Note. The “n” is the number of signals in the sample for a particular holding period. The numbers of signals are not the same even for the same pattern because holding periods of some last signals are beyond our sample period and as such we do not include them in the calculation. The “M%” is the average holding period return. The “SD%” is the standard deviation of holding period returns.

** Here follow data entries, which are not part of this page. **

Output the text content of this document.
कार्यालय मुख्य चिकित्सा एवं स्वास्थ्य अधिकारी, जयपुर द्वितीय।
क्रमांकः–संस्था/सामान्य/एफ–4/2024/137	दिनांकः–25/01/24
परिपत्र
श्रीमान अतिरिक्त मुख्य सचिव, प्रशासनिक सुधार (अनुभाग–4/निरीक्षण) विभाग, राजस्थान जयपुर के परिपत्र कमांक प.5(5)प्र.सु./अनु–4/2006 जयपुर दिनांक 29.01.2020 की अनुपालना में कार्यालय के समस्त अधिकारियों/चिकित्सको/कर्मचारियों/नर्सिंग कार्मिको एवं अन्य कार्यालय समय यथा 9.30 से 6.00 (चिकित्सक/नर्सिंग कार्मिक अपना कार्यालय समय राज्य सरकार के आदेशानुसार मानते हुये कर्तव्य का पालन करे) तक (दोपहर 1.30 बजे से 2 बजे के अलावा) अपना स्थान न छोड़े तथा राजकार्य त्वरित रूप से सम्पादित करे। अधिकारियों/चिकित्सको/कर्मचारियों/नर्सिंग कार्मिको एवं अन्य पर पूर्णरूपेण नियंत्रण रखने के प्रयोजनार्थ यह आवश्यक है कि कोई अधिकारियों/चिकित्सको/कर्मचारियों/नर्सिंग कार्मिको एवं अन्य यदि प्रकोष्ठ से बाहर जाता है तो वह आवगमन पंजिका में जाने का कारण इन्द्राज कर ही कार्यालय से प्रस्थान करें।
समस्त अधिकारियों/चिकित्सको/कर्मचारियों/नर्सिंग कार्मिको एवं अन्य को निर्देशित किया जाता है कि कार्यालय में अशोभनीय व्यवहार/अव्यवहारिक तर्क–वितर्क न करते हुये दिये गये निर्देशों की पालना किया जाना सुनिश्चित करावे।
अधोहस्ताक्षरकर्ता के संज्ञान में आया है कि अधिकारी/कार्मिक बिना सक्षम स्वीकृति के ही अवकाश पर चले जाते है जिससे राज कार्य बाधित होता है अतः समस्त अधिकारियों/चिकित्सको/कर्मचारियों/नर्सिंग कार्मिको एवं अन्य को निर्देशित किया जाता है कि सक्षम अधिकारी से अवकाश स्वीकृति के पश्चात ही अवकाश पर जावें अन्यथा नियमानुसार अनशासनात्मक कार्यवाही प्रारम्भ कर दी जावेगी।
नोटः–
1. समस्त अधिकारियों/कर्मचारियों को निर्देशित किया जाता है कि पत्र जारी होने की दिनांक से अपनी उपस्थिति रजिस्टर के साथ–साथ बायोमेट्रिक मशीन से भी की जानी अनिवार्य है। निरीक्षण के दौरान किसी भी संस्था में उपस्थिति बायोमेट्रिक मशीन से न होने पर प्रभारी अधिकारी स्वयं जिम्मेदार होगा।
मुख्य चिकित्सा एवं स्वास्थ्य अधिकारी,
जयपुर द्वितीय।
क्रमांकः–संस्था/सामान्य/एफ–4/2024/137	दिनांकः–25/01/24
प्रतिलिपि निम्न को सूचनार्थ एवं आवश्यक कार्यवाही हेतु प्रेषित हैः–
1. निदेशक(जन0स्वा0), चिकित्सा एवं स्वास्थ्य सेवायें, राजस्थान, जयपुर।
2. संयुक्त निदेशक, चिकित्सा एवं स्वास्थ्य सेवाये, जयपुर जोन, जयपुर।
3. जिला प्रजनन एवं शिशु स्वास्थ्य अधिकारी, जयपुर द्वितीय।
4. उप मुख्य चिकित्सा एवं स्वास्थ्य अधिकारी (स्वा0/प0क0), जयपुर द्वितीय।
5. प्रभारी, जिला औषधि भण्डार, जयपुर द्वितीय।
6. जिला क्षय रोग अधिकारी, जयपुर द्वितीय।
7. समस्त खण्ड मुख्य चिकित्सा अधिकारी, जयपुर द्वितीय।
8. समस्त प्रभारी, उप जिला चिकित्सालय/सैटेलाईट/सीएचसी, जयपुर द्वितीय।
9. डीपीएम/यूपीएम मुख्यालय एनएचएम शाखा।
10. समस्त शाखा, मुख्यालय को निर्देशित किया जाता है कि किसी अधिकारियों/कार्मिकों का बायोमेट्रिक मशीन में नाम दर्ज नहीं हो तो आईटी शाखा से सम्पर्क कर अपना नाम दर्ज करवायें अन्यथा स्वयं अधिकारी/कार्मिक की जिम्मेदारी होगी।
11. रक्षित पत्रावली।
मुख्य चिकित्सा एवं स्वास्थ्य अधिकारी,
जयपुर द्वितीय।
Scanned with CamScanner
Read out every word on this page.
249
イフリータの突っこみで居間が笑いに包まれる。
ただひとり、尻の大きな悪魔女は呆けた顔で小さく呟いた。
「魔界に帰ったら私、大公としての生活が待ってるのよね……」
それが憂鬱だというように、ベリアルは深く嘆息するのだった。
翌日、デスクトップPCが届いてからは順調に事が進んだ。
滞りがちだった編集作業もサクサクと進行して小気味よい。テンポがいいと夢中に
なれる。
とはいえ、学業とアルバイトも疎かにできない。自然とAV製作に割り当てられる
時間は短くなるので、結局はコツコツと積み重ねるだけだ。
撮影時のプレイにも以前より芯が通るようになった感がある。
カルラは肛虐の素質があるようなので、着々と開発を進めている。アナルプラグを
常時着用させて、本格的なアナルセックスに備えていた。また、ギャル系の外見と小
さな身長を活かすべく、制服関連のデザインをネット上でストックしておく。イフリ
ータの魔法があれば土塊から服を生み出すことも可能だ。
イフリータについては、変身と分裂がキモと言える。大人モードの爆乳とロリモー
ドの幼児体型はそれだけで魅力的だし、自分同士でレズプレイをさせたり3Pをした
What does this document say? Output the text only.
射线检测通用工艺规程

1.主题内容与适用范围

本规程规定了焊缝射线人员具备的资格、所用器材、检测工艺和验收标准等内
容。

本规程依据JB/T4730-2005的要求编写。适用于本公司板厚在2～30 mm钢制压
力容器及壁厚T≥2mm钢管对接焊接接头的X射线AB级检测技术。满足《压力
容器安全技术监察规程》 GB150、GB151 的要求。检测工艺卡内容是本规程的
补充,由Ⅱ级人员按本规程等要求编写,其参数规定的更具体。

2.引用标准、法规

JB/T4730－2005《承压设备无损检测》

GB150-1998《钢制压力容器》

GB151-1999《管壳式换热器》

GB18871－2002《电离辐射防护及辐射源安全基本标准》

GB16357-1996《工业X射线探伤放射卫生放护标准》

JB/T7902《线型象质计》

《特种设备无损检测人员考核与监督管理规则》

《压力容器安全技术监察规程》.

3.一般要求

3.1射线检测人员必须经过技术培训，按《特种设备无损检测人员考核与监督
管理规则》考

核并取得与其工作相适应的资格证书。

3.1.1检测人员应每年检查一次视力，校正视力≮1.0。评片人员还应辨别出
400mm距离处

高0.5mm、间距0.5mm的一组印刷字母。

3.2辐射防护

For bullish signals, the “t-adjusted” is the one-tail t test for the null hypothesis that μ ≤ 0. For bearish signals, the “t-adjusted” is the one-tail t test for the null hypothesis that μ ≥ 0. The “Prob.” is the winning probability that investors would earn positive profits by buying for bullish signals or selling for bearish signals. The “Z” is the one-tail Z test for the null hypothesis that winning probability ≤ .5. WM = White Marubozu; CWM = closing White Marubozu; OWM = opening White Marubozu; LWC = long white candle; DD = dragonfly doji; WPU = white paper umbrella; BPU = black paper umbrella; MYR = Marshall–Young–Rose; CL = Caginalp–Laurent.